NEW YORK (CNNfn) - Both retail sales and core wholesale prices rose in December, government reports released Friday showed, two signs for investors that the U.S. economy may not be hurtling toward recession and that the Federal Reserve may not lower interest rates as aggressively as expected.|
Retail sales edged up 0.1 percent in December, well above the revised 0.5 percent drop registered the month before and the 0.5 percent decline expected by analysts polled by Briefing.com. Excluding autos, sales were unchanged after falling 0.2 percent in November.
Separately, the Labor Department reported that overall wholesale prices were unchanged last month, countering expectations of a 0.1 percent rise. The "core" rate of inflation, however, which excludes food and energy costs, gained 0.3 percent, higher than the 0.1 percent gain expected. The core index rose 1.2 percent last year, compared with a 1.9 percent increase in 1999. The overall index rose 2.9 percent in 1999.
Together, the reports showed that while the U.S. economy is slowing, it may not be slowing as quickly as thought, a situation that may prompt policy makers at the Fed to think twice before cutting short-term interest rates again. The Fed lowered rates by a half-point to 6 percent in a surprise inter-meeting move Jan. 3.
Less certainty about the Fed
"Clearly, these headlines will assuage some of the fears of a consumer collapse, and they mean the Fed will wait till the meeting before easing again," said Ian Shepherdson, chief U.S. economist with High Frequency Economics. "We still look for at least a 25-basis-point easing on Jan. 31."
Stocks fell following the reports as investors expressed disappointment that the Fed may not lower rates as aggressively as first thought. Bond prices also declined as investors bet that faster inflation at the core level could erode the fixed value of their investments.
Wall Street currently expects the Fed to cut rates by as much as another half point at their Jan. 30-31 policy meeting. The implied yield on the February federal funds futures contract is currently 5.56 percent, almost a half percentage point below the current target.

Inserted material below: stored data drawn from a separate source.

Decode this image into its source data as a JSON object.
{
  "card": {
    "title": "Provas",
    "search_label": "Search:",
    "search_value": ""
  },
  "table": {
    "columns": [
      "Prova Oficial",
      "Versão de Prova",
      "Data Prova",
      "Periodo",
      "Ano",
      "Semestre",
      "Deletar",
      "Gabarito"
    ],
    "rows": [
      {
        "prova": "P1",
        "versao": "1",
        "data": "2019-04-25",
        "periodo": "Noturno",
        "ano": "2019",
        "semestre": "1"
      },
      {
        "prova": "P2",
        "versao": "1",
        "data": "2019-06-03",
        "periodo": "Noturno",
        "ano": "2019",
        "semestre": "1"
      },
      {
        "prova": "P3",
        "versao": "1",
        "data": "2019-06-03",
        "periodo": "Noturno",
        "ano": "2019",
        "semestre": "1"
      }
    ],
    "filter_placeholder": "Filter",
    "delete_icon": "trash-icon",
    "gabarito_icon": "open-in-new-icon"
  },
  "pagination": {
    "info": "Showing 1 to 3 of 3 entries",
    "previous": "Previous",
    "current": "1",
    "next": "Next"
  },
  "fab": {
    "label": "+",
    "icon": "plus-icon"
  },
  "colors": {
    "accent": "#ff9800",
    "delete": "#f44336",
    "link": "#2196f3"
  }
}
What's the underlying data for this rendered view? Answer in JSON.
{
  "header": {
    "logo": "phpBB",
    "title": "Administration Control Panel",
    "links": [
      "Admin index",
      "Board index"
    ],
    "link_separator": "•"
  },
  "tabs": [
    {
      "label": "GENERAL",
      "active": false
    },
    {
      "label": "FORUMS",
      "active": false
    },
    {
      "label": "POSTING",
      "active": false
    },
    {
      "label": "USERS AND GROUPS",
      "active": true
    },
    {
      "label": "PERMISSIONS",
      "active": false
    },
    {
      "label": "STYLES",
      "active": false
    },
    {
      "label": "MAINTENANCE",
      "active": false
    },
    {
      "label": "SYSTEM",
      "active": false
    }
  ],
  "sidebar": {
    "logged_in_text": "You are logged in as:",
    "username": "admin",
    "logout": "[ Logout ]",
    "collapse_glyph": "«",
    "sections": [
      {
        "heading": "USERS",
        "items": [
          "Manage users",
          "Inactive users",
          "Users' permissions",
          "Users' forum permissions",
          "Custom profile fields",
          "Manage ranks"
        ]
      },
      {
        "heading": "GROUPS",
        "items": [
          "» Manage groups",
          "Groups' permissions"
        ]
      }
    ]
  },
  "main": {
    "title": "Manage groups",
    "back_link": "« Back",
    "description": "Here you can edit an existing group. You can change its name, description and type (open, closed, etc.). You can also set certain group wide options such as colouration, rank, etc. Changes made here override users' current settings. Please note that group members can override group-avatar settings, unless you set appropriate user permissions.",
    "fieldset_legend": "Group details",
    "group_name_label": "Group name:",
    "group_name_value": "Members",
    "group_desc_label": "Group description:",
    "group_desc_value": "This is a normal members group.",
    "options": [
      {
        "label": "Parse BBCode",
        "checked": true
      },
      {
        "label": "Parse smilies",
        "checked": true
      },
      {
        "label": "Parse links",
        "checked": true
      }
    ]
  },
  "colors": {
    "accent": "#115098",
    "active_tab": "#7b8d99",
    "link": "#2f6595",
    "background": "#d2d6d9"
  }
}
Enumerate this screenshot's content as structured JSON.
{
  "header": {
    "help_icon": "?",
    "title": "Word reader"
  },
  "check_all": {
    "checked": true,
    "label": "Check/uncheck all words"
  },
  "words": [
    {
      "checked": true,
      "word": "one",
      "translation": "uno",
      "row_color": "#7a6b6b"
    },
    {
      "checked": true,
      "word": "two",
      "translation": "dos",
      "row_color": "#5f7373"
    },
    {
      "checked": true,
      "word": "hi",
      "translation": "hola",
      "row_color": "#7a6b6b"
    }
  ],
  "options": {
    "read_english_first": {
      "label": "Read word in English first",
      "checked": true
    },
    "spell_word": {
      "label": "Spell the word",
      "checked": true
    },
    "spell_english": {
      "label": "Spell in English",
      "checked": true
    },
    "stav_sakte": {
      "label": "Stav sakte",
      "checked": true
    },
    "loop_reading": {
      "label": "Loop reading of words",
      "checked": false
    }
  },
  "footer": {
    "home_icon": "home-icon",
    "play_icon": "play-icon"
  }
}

However, today's reports led some investors to conclude that the Fed may hold off on taking more aggressive action at the end of the month.
"It raises the question as to how much of the slowdown was weather- and politically-related," said Tom Sowanick, global fixed income strategist with Merrill Lynch. "Maybe we're already starting to see the effects and the slowdown may not be as sharp as most had anticipated. It does calm the notion about recession."
No recession: Clinton
The numbers also came as President Bill Clinton unveiled the last economic report of his tenure, indicating that growth remains strong, inflation tame and that a soft landing, not a recession, looms on the horizon.
December's rise in retail sales was led by an unexpected 0.3 percent increase in purchases at auto dealers. Automaker statistics suggested sales at dealers would drop in December. General Motors Corp. (GM: Research, Estimates) and Ford Motor Co. (F: Research, Estimates) both reported that sales fell in December, pushing the annual pace of U.S. auto sales to 15.5 million, the slowest since November 1998.
Sales at clothing and accessory stores rose 0.9 percent in December after a 0.9 percent decline. Sales at food stores, including grocery stores, rose 0.8 percent in December after showing no change a month earlier.
Sales at building materials, hardware, garden-supply and mobile home dealers fell 0.1 percent after falling 0.7 percent in November. Sales at restaurants and bars fell 0.4 percent in November after showing no change a month earlier.
Even with the unexpected increase, fourth-quarter retail sales were the weakest since 1990 -- an indication that consumer spending is faltering. For the year, retail sales gained 7.9 percent.
Prices remain subdued
"Although the retail sales report was not as weak as expected, it does not change the picture of slowing consumer spending growth, especially since the auto sales data do not reflect Detroit's reality," said John Ryding, senior economist with Bear Stearns.
On the inflation front, prices paid to factories, farms and other producers were unchanged in December as declining food, gasoline and oil costs outweighed soaring costs for natural gas. However, for all of last year, producer prices registered the largest increase in a decade.
Food prices fell 0.4 percent in December after rising 0.2 percent in November, reflecting lower costs for vegetables, poultry and pork. Energy prices fell 0.7 percent in December after rising 0.4 percent in November.
Prices of intermediate goods, including such items as lumber, flour, steel and paper boxes, rose 0.2 percent in December after falling 0.2 percent in November. Prices of intermediate goods excluding food and energy were unchanged after falling 0.1 percent the previous month.
Prices of crude goods, including such items as grains and livestock, crude oil and scrap metal, rose 8.7 percent in December after falling 2 percent in November. Crude goods prices excluding food and energy were unchanged after falling 2.3 percent.